NEWS BLOG (WSAU) Many years ago I lived in New Hampshire, the other insurance optional state.
It was my first job out of college. I rented a small downtown apartment for $340 a month. All of my worldly possessions fit into those three rooms. I drove a compact Hyundai hatchback that I bought from my father for $500. Money was tight. I didn’t want to pay for car insurance if the state said I didn’t have to have it.
I remember arguing with my father about it. He had two points. First, he was worried about my financial future. If I ever caused a serious car crash, how would I ever get a mortgage or any other type of credit if I had expensive lawsuits hanging over me? Secondly, he said it was socially irresponsible for people to drive around with the potential to cause tremendous damage and no way of paying for it.

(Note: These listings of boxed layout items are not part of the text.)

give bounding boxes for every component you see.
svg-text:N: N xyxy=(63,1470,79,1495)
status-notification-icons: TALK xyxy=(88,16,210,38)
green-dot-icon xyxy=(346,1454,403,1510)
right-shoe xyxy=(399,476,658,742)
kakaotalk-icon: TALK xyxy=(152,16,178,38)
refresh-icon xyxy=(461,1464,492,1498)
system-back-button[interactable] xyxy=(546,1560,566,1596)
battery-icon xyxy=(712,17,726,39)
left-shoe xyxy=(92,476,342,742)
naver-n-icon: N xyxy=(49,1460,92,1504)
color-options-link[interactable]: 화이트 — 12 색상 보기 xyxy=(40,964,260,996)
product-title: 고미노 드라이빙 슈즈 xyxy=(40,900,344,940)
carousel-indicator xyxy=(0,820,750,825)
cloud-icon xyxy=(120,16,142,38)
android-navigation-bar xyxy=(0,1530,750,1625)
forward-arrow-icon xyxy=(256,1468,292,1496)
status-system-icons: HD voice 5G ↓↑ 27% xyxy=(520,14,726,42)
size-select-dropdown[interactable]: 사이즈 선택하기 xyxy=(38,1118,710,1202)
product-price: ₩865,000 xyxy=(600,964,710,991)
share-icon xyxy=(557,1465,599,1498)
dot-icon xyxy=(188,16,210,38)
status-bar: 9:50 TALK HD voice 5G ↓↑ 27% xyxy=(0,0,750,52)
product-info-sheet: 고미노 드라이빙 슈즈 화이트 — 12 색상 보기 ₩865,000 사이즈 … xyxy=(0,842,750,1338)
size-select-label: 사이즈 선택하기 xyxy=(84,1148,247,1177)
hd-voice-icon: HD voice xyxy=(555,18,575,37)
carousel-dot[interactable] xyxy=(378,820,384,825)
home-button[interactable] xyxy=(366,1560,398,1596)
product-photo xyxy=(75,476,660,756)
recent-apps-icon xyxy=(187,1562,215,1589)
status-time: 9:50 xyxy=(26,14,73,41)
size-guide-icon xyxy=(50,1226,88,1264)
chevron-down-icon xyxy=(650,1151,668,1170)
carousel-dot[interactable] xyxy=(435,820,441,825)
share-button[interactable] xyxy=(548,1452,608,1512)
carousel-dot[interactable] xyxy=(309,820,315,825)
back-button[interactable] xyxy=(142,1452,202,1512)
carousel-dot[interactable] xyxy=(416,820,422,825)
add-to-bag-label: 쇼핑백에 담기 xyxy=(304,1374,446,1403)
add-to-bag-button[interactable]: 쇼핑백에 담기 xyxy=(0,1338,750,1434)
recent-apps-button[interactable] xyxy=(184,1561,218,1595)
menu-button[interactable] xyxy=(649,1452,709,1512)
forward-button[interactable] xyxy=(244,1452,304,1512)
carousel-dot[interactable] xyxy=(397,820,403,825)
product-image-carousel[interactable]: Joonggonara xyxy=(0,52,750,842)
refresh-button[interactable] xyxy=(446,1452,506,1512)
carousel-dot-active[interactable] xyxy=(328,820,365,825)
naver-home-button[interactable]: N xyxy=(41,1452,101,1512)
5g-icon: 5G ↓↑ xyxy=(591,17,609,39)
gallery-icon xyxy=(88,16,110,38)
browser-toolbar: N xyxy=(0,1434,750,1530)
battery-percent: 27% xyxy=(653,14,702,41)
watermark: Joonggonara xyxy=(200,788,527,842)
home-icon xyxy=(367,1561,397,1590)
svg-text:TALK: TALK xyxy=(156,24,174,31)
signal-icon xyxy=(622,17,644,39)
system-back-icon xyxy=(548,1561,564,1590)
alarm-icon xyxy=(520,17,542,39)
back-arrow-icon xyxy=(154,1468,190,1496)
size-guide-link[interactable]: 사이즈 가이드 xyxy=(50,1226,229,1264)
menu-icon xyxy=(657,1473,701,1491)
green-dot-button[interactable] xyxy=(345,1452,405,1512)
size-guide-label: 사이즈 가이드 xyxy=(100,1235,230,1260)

I had one counter-point: If I was, God forbid, to cause an accident, what would the victims sue me for? My CD’s ? My books? I was young and had no net-worth. Insurance was for people who had things to protect. No one wants to be financially wiped out because they caused a car accident. My I didn’t have things that needed protecting.
In the end, I got insurance. New Hampshire was a small state. On weekends I’d drive to Boston. I’d hop in the car to visit family and friends in Connecticut and New York. Those states required insurance. Police there always asked for insurance cards when they pulled over a car with New Hampshire plates. That your home state didn’t require insurance wasn’t an excuse. Connecticut would impound your car until a driver with insurance showed up to legally drive it home. I decided it wasn’t worth the risk.
In Wisconsin, the state just decided that for you.